Overview
I completed my Master’s thesis at Aalto University, in which I develop a category theoretic framework for representing neural networks and deep learning systems. The idea is to model such systems as parametric spans, a categorical construction that naturally captures the compositional structure of layered networks while keeping track of the parameter spaces of a given layer or a given group of layers.
Read the Thesis
The full thesis is available through the Aalto University document repository:
Key Ideas
- Parametric spans as a general mathematical object to represent parts of a neural network
- How composition of parametric spans corresponds to layer composition in deep networks
- The role of the parameter space and how gradient-based learning fits into the framework
- Representing the symmetries of a neural network as a natural transformation of its deep learning system
Background
Fundamental motivator for my thesis was the 2022 paper Neural network layers as parametric spans by Mattia G. Bergomi and Pietro Vertechi.

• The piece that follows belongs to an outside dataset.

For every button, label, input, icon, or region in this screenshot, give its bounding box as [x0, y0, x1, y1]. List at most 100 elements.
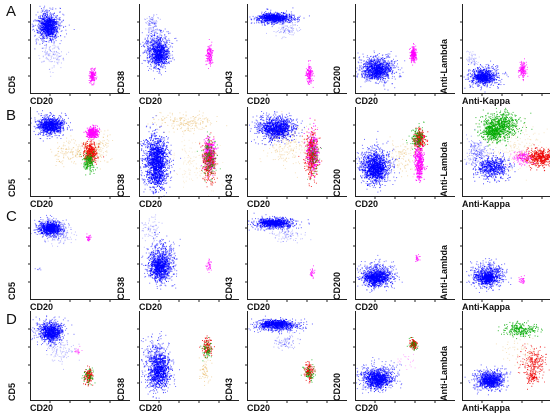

I expanded upon this idea by considering neural networks and eventually the deep learning systems around the neural networks as compositions of parametric spans.
I became interested in the abstract properties of neural networks from reading the 2021 paper Geometric Deep Learning: Grids, Groups, Graphs, Geodesics, and Gauges by M. Bronstein et al. I wanted to develop a universal representation, which would also contain information about a given neural networks relation to the structure of its input data.